Hardware Prefetching

In hardware controlled schemes, the decision to prefetch is based on the access to the current cache block. Many different schemes of this type have been proposed, and we will look at several of them. One of the advantages of hardware-based prefetching is that prefetches are handled dynamically by the hardware at runtime, without compiler intervention. However, extra hardware resources are required and unwanted data is more likely to be prefetched.

One Block Lookahead (OBL)

This policy is the simplest of these schemes. Upon referencing block i, block i+1 is prefetched. Extensions of this scheme have been proposed, but while taking advantage of limited (sequential) spatial locality, non of these schemes can deal with large strides.

Stride Directed Prefetching

This scheme was proposed by Fu and Patel [5] to improve numerical program cache performance on a vector processor. The scheme proposed uses the relationship between the vector stride distance (which is carried by the vector instructions) and the cache block size to direct prefetching.

They later extended this method to scalar multiprocessors [6], where the stride is not explicitly known, by using a stride prediction table (SPT). This method can significantly reduce the number of cache misses for numerically intensive programs that can be highly vectorized, with a low overhead. However, for other programs, especially those with a large number of stride changes, although the cache miss rate is still reduced, there is generally a more significant overhead, and Fu and Patel conclude that stride directed prefetching is not appropriate for such programs.

Lookahead Data Prefetching

This scheme was originally proposed by Baer and Chen in [1], and versions of it are examined in [2, 4]. It combines the advantages of stride information and instruction lookahead.

The required hardware consists of a support unit for a data cache whose design is based on the prediction of the execution of the instruction stream and associated operand references in load/store instructions. The latter, and their referencing patterns, are kept in a reference prediction table (RPT) ( see figure). "The RPT will be accessed ahead of the regular program counter (PC) by a look-ahead program counter (LA-PC). The LA-PC is incremented and maintained in the same fashion as the PC with the help of a dynamic branch prediction mechanism. The LA-PC/RPT combination is used to detect regular data accesses in the RPT and to generate prefetching requests." [2] The prefetched data blocks are put in the data cache. Note that the cache concerned may be blocking or non-blocking.

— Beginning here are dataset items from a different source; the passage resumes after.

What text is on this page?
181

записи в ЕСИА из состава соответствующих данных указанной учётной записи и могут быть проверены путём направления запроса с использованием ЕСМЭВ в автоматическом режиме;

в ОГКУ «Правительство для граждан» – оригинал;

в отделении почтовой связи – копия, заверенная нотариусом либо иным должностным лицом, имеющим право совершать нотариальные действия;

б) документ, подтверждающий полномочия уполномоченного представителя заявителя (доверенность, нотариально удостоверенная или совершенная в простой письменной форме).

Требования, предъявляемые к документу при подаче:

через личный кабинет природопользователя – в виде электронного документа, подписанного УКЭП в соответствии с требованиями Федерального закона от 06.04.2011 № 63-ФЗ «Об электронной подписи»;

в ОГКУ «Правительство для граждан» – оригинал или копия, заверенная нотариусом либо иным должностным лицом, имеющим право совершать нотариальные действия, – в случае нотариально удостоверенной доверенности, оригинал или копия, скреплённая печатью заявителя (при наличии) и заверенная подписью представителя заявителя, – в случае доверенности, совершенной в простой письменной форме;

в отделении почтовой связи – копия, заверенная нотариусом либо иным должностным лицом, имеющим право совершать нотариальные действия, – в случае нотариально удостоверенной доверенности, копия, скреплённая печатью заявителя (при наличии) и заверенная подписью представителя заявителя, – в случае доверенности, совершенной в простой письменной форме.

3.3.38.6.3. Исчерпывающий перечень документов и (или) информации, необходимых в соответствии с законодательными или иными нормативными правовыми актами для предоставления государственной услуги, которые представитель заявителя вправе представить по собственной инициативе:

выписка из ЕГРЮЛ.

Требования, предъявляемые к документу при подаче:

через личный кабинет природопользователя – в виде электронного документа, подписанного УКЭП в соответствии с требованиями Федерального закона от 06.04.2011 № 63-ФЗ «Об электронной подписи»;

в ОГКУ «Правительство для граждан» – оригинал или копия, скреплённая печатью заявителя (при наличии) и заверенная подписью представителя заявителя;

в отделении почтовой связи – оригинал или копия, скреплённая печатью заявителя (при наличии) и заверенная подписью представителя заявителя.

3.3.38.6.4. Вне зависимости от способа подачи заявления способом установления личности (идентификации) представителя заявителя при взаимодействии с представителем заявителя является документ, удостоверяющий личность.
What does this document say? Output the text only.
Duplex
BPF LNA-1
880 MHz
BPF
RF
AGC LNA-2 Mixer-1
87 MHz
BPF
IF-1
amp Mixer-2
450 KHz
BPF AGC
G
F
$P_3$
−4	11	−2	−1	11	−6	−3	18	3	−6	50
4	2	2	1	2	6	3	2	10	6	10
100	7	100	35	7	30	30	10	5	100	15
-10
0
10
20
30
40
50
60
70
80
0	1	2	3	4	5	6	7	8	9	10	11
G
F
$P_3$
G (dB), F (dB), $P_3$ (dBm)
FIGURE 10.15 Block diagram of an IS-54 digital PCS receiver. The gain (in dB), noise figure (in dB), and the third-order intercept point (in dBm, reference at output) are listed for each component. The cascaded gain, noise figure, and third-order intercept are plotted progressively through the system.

The idea is to keep enough distance between the PC and the LA-PC that the prefetched data arrives "just before" it is needed. The LA-PC initially points to the instruction following the current PC and moves ahead of the PC when the execution stalls on real misses. Incorrect branch predictions and other mechanisms stop the lookahead distance from growing too large. Since the supporting unit is not on the critical path, its presence should not increase the processor cycle time.

Chen and Baer claim that data pollution resulting from erroneous prefetches can be almost totally avoided by the fine tuning of the RPT finite state machines. However, this scheme relies heavily on good branch prediction to predict the lookahead stream.